Cincinnati created a Vocational Bureau in its school system in 1910, followed by Cleveland schools offering testing for mental abilities in 1912 within its Medical Clinic, utilizing the Binet-Simon Scale (1905). Detroit soon followed, establishing a school-based clinic facility in 1914. By the mid-1910s, 84 city school systems in the nation offered psychological tests.
In 1917, a psychological clinic was established in the Cleveland Public Schools by Bertha M. Luckey, PhD, Chief Examiner and Psychologist for Cleveland’s school system (born in California and educated at the University of Nebraska [PhD 1916]), who continued to guide the department until her retirement in 1960. The Cleveland Clinic, as it was known at the time, was initially under the auspices of the schools’ Medical Clinic; by 1920, it became part of the Bureau of Educational Research.
By 1928, the newly-named Psychological Clinic expanded to include ten personnel: four PhD psychologists, three MA degreed psychologists, one examiner with general psychological training, one assistant and a secretary. Six of these examiners worked in the schools and were assigned to 15,000 students each. At this time, the Clinic was under the supervision of the Assistant Superintendent for Special Classes and Services.
During the post-World War II baby boomer years, as Cleveland schools’ enrollment swelled to over 150,000 students in the1960s (housed in 189 schools), and as a greater understanding of learning differences and mental health challenges emerged in the psychiatric and psychological fields, the now-named Psychological Department expanded its level of services to children and adolescents.

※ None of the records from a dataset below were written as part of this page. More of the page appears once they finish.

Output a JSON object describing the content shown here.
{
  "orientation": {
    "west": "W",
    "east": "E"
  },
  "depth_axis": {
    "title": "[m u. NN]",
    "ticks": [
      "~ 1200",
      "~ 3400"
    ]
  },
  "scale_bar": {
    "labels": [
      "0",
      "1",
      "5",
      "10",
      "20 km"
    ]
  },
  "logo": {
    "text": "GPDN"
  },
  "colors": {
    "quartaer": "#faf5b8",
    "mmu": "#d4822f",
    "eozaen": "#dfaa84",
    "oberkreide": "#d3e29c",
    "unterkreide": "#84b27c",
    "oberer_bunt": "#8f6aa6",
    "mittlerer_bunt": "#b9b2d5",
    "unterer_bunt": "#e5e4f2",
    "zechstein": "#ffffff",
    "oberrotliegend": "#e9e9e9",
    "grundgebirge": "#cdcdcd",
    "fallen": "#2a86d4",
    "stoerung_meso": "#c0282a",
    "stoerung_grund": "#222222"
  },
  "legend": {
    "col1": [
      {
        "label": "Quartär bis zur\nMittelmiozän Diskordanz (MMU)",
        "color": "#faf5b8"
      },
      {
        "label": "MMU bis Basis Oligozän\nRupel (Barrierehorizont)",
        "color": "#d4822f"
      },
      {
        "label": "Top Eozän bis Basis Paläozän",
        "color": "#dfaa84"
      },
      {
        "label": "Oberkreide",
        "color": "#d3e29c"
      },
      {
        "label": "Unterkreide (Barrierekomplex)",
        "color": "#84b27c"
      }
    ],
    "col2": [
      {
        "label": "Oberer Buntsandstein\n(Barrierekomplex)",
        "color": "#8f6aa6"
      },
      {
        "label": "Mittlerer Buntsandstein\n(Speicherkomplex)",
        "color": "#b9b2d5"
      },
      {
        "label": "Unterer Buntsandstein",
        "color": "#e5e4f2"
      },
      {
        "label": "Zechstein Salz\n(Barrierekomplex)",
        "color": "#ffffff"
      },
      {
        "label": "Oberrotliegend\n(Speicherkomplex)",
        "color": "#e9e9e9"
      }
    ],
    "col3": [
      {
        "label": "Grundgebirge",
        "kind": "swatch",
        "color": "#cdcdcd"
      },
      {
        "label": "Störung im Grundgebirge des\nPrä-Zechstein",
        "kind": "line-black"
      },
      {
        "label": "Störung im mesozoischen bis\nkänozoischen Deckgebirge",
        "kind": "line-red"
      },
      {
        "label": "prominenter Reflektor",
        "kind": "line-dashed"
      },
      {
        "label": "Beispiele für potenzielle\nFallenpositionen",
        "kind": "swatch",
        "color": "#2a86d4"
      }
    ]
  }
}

In 1967, the name was changed once again to the Division of Psychological Services, under the Department of Personnel and Pupil Personnel Services in the Cleveland Public Schools (later, the Department of Pupil Personnel), and the staff grew in size to 39 to meet the increasing student population. As PL 94-142 was enacted in 1975, the depth and breadth of psychological services changed to reflect compliance with the new law, and staff numbers increased to address these changes.
Today, the Office of Psychological Services is housed within the Department of Intervention Services (Special Education) and is comprised of nearly 90 advance-degreed (PhD, PsyS, EdS, and Masters’ level), licensed school psychologists who provide comprehensive services to Cleveland students. Although the now-named Cleveland Metropolitan School District has seen a decrease in enrollment over time, the need for special education and differentiated instruction continues, stemming from the very first “pilot project” class organized in the late 1890s and the first formalized special class initiated in the 1905-1906 school year. These highly trained school psychology experts identify student needs, thus ensuring that Cleveland’s children have the opportunity to receive appropriate services for their individualized academic, social-emotional, and behavioral challenges.